Durante o período de transição, entre 2026 e 2027, os consulados só poderão receber um número limitado de novos processos — equivalente ao total que conseguiram concluir no ano anterior, com um mínimo de 100 pedidos por sede.
Entre as principais mudanças:
- O prazo para análise passa de 24 para 36 meses.
- Apenas documentos originais serão aceitos, sem cópias digitalizadas.
- As comunicações oficiais ocorrerão por e-mail.
- O governo poderá contratar empresas privadas para digitalização e gestão documental, com custos pagos pelo requerente.
Além da cidadania, os serviços do AIRE (Anagrafe degli Italiani Residenti all’Estero) também serão integrados ao sistema nacional italiano (ANPR), garantindo mais uniformidade entre prefeituras e consulados.
Por que está acontecendo
O objetivo declarado do governo italiano é modernizar e padronizar os serviços consulares, reduzindo as discrepâncias entre países e agilizando a gestão administrativa.
Nos últimos anos, o aumento expressivo de pedidos de cidadania italiana — especialmente da América Latina — gerou filas de espera superiores a 10 anos em diversos consulados, tornando o sistema insustentável.

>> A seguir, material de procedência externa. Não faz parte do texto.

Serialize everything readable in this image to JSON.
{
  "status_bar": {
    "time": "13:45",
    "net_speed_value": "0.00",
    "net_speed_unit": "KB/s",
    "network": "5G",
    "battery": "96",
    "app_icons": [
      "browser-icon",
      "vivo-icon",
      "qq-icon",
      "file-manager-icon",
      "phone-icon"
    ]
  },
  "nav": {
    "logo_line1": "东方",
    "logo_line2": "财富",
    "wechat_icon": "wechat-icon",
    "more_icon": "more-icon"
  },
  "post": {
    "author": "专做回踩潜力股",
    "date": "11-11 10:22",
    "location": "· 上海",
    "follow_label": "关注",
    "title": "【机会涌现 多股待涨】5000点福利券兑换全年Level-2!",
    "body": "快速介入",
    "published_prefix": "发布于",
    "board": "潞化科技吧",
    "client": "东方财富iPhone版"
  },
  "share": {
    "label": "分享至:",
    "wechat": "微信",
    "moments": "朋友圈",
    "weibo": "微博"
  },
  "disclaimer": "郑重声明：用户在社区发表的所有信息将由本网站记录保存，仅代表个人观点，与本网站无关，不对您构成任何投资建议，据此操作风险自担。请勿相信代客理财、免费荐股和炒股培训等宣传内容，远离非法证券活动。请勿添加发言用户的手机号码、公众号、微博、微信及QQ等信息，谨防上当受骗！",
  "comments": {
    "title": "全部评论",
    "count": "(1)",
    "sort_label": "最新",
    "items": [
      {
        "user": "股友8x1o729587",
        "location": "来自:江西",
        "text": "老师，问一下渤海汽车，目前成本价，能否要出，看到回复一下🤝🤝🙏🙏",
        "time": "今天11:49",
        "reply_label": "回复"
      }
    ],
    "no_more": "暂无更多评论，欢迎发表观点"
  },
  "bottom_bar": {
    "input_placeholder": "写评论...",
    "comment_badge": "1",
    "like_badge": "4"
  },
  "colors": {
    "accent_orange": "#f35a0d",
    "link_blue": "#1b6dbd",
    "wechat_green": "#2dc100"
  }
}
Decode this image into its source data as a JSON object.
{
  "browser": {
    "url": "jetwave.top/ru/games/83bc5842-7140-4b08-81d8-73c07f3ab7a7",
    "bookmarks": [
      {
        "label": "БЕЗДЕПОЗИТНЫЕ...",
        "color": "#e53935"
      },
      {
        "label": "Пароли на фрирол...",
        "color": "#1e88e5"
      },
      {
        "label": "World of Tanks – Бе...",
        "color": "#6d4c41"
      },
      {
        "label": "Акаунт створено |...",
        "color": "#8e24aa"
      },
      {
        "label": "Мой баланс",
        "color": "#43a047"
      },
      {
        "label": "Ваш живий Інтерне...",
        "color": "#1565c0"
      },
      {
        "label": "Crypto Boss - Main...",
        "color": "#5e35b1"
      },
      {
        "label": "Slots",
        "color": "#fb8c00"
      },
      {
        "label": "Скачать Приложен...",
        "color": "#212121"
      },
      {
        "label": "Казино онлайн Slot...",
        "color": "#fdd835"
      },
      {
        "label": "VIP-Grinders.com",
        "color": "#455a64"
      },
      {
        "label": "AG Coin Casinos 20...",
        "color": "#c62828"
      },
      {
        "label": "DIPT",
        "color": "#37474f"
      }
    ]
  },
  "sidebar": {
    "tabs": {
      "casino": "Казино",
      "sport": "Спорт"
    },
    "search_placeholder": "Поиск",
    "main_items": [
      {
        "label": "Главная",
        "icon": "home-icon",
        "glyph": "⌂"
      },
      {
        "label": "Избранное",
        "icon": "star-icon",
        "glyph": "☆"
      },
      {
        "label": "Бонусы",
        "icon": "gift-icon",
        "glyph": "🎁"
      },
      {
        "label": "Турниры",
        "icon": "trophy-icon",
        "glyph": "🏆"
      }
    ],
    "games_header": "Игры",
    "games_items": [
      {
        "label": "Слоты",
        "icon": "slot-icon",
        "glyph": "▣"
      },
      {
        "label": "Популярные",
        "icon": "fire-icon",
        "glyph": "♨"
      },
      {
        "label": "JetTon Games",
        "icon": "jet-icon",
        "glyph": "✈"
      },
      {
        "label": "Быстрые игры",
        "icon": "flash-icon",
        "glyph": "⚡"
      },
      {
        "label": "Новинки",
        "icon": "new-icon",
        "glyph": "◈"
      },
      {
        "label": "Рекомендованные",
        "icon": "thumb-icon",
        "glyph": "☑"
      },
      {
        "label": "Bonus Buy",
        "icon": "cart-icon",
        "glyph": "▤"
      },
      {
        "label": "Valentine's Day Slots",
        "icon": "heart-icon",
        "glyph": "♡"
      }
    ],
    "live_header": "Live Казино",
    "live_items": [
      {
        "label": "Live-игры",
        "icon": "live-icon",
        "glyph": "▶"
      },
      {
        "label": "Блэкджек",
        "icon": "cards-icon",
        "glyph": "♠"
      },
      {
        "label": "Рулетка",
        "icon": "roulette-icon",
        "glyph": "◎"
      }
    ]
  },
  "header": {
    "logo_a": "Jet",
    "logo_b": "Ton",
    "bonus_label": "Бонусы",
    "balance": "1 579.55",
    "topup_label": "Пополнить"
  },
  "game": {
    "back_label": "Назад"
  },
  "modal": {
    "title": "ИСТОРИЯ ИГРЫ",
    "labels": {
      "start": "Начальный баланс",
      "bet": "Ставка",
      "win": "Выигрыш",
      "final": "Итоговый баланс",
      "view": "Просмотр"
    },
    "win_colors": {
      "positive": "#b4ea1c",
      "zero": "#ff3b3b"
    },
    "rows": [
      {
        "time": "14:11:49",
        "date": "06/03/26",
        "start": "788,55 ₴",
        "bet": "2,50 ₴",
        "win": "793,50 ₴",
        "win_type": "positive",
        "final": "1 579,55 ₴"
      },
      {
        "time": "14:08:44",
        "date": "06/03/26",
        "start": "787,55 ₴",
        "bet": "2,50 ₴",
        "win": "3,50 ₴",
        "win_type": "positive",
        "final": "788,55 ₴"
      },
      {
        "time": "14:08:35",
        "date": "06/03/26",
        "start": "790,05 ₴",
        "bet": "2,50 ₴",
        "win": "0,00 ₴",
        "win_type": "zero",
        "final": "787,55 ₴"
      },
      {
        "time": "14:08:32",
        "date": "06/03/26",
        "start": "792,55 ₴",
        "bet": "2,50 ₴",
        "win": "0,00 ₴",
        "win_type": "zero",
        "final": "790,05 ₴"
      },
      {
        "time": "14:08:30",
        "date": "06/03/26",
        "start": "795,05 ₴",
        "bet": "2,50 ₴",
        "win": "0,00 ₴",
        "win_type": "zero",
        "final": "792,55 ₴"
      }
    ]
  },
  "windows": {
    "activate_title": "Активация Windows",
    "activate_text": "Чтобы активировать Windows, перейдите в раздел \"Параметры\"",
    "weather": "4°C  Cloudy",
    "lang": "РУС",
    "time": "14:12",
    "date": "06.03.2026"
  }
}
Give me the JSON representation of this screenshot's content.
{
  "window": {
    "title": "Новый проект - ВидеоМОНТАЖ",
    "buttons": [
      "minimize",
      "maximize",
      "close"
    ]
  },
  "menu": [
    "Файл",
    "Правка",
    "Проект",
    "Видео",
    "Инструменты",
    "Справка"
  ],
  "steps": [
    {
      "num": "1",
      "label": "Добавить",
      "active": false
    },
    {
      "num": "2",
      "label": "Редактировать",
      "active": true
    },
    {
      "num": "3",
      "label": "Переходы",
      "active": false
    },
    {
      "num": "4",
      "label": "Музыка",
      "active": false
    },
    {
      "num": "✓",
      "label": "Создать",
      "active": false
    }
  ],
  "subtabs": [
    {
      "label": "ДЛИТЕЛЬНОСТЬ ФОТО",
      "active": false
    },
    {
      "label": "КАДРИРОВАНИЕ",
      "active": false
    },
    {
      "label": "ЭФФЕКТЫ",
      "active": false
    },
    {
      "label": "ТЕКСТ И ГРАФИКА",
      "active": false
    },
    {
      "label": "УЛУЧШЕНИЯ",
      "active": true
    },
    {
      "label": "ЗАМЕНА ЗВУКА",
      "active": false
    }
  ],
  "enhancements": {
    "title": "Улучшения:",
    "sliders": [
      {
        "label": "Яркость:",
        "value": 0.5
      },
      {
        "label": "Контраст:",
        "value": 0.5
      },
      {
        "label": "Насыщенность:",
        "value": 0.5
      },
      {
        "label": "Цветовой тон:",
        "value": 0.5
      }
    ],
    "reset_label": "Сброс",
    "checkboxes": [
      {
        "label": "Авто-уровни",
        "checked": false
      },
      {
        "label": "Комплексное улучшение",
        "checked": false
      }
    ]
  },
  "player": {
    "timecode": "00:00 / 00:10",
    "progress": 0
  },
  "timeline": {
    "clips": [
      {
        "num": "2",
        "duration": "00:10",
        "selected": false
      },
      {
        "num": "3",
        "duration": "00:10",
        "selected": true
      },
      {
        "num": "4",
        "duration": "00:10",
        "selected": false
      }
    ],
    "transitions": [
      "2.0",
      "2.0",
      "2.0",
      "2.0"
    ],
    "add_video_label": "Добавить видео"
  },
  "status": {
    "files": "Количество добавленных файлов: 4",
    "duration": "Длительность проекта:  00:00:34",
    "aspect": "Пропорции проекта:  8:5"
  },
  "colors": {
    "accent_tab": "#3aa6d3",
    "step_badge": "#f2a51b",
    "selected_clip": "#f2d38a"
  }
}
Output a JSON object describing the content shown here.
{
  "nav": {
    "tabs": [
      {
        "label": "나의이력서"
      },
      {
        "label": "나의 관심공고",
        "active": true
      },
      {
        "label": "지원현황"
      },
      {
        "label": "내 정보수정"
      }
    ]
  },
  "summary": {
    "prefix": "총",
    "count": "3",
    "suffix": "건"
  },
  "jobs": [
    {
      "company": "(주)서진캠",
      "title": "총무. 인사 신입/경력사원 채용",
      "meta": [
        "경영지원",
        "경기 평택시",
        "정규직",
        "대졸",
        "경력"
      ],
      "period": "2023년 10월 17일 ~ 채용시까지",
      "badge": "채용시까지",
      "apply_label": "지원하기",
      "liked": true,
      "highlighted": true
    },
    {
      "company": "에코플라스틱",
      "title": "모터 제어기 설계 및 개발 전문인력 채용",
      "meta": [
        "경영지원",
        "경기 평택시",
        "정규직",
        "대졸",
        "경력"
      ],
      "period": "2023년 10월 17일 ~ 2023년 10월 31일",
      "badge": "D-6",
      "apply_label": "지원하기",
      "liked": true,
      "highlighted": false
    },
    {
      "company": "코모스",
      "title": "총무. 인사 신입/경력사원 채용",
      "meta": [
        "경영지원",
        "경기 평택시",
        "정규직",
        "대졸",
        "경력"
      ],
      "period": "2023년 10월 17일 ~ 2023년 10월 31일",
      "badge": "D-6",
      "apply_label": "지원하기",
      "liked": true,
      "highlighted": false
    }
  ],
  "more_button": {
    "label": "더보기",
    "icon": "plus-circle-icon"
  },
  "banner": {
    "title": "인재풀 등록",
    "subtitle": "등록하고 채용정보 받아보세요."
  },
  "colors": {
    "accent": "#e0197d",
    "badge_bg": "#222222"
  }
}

Ao centralizar o processo em Roma, o MAECI pretende criar uma estrutura única e mais eficiente, capaz de processar e armazenar documentos de forma padronizada. Essa mudança também visa garantir maior controle estatal sobre o reconhecimento da cidadania e evitar fraudes ou inconsistências entre jurisdições.
O texto aprovado prevê ainda um investimento anual superior a 8 milhões de euros até 2028, além da contratação de 87 novos servidores públicos para compor a equipe central do ministério.
No que isso pode levar
A reforma deve ter impactos diretos na comunidade ítalo-descendente. A transferência de competências para o MAECI tende a aumentar o tempo de análise dos processos, especialmente nos primeiros anos, até que o novo sistema esteja totalmente operacional.
Por outro lado, especialistas avaliam que a medida pode reduzir desigualdades regionais — como as longas filas em países da América do Sul e a maior agilidade observada em consulados da Europa — e trazer mais transparência ao trâmite.
Em relação ao AIRE, a integração com o sistema nacional deve simplificar o registro e atualização de informações, permitindo maior rastreabilidade e comunicação direta entre prefeituras e consulados.
A lei também estabelece multas de 200 a 1.000 euros para quem não se registrar no AIRE, reforçando a obrigatoriedade do procedimento.
O que isso significa
Na prática, a reforma representa uma centralização inédita dos serviços consulares. Ao retirar dos consulados a função de reconhecer cidadania italiana, o governo busca equilibrar eficiência administrativa e controle estatal, mas coloca em xeque a proximidade entre cidadãos e suas representações diplomáticas.
Há, contudo, incertezas sobre como será o funcionamento do novo Serviço Central — especialmente em relação à capacidade de absorver a demanda global. Enquanto o MAECI promete agilidade e uniformidade, críticos alertam para o risco de acúmulo de processos em Roma e maior distância entre os requerentes e as autoridades responsáveis.
Apesar das dúvidas, o movimento é interpretado como um passo rumo à digitalização e modernização dos serviços públicos italianos, alinhando o país às práticas administrativas europeias.
O texto aprovado ainda segue para o Senado, onde poderá receber ajustes antes da implementação definitiva. Se mantido, o novo modelo começará a valer parcialmente em 2026, com plena aplicação até 2028.